If a format expression is not applicable to its respective operand, then
the output is undefined.
Token-ordered print operations are not constrained by program order. The compiler may reorder them (i.e., move them earlier or later in the program) unless further constrained by tokens.
This operation is meant for debugging. Its implementation is not optimized for performance, so it should not be used in production mode.

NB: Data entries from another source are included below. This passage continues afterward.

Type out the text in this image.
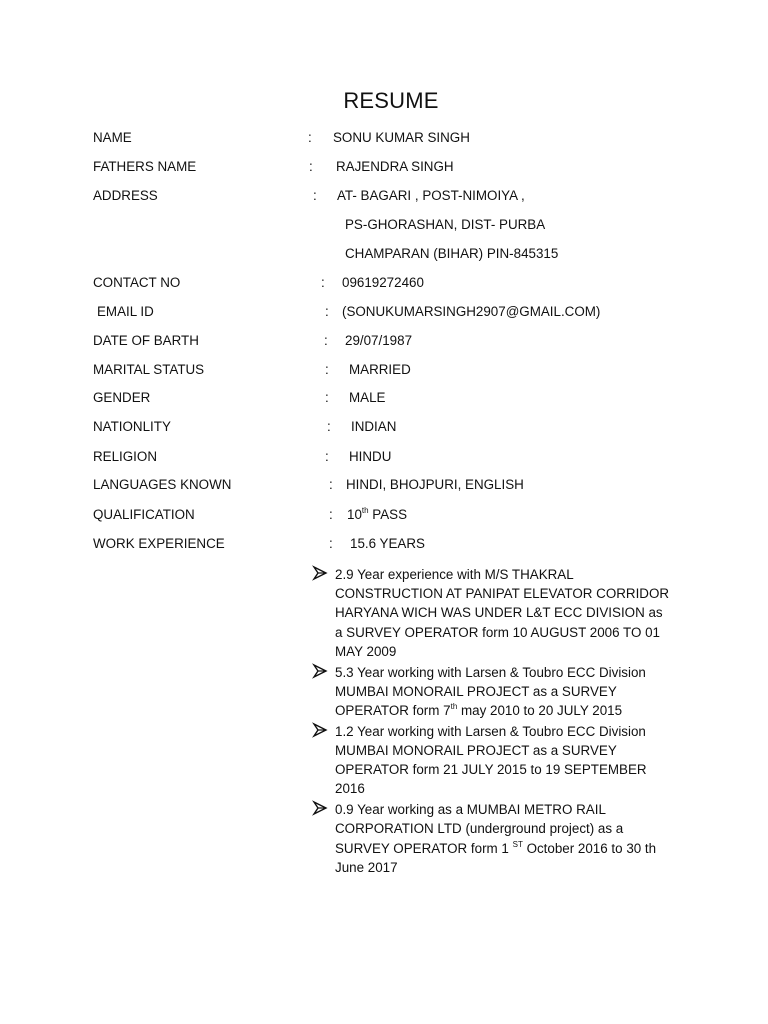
RESUME
NAME	: SONU KUMAR SINGH
FATHERS NAME	: RAJENDRA SINGH
ADDRESS	: AT- BAGARI , POST-NIMOIYA ,
PS-GHORASHAN, DIST- PURBA
CHAMPARAN (BIHAR) PIN-845315
CONTACT NO	: 09619272460
EMAIL ID	: (SONUKUMARSINGH2907@GMAIL.COM)
DATE OF BARTH	: 29/07/1987
MARITAL STATUS	: MARRIED
GENDER	: MALE
NATIONLITY	: INDIAN
RELIGION	: HINDU
LANGUAGES KNOWN	: HINDI, BHOJPURI, ENGLISH
QUALIFICATION	: 10th PASS
WORK EXPERIENCE	: 15.6 YEARS
2.9 Year experience with M/S THAKRAL CONSTRUCTION AT PANIPAT ELEVATOR CORRIDOR HARYANA WICH WAS UNDER L&T ECC DIVISION as a SURVEY OPERATOR form 10 AUGUST 2006 TO 01 MAY 2009
5.3 Year working with Larsen & Toubro ECC Division MUMBAI MONORAIL PROJECT as a SURVEY OPERATOR form 7th may 2010 to 20 JULY 2015
1.2 Year working with Larsen & Toubro ECC Division MUMBAI MONORAIL PROJECT as a SURVEY OPERATOR form 21 JULY 2015 to 19 SEPTEMBER 2016
0.9 Year working as a MUMBAI METRO RAIL CORPORATION LTD (underground project) as a SURVEY OPERATOR form 1 $^{ST}$ October 2016 to 30 th June 2017
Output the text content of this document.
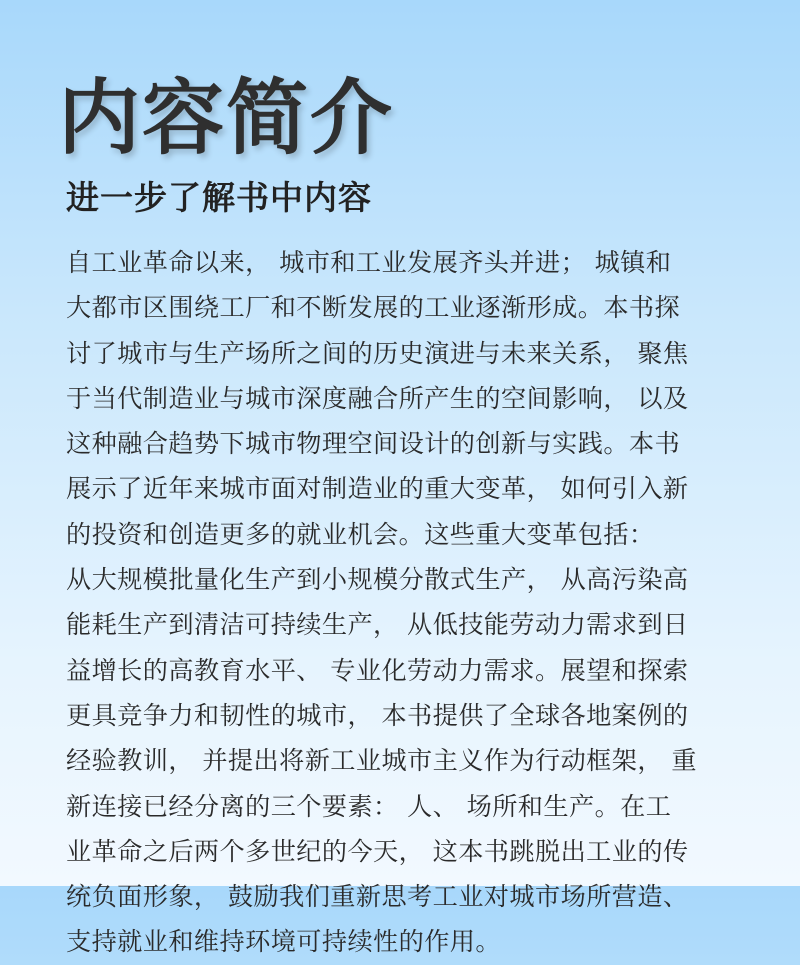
内容简介
进一步了解书中内容
自工业革命以来， 城市和工业发展齐头并进； 城镇和
大都市区围绕工厂和不断发展的工业逐渐形成。本书探
讨了城市与生产场所之间的历史演进与未来关系， 聚焦
于当代制造业与城市深度融合所产生的空间影响， 以及
这种融合趋势下城市物理空间设计的创新与实践。本书
展示了近年来城市面对制造业的重大变革， 如何引入新
的投资和创造更多的就业机会。这些重大变革包括：
从大规模批量化生产到小规模分散式生产， 从高污染高
能耗生产到清洁可持续生产， 从低技能劳动力需求到日
益增长的高教育水平、 专业化劳动力需求。展望和探索
更具竞争力和韧性的城市， 本书提供了全球各地案例的
经验教训， 并提出将新工业城市主义作为行动框架， 重
新连接已经分离的三个要素： 人、 场所和生产。在工
业革命之后两个多世纪的今天， 这本书跳脱出工业的传
统负面形象， 鼓励我们重新思考工业对城市场所营造、
支持就业和维持环境可持续性的作用。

Prints are not guaranteed to be atomic. I.e., the output of prints that execute simultaneously may be interleaved.
Note
This op was renamed from print to print_tko in 13.2. The
op code did not change.
Constraints#
The operation must encode variadic operand segment sizes in attributes.
The operation’s result type may be inferred from its operands and attributes.
Examples#
print_tko "Hello world: %f\n", %arg : tile<4xf32> -> token
print_tko "%+08.3f", %arg : tile<4xf32> -> token
See cuda_tile.print_tko_0 for the full example listing.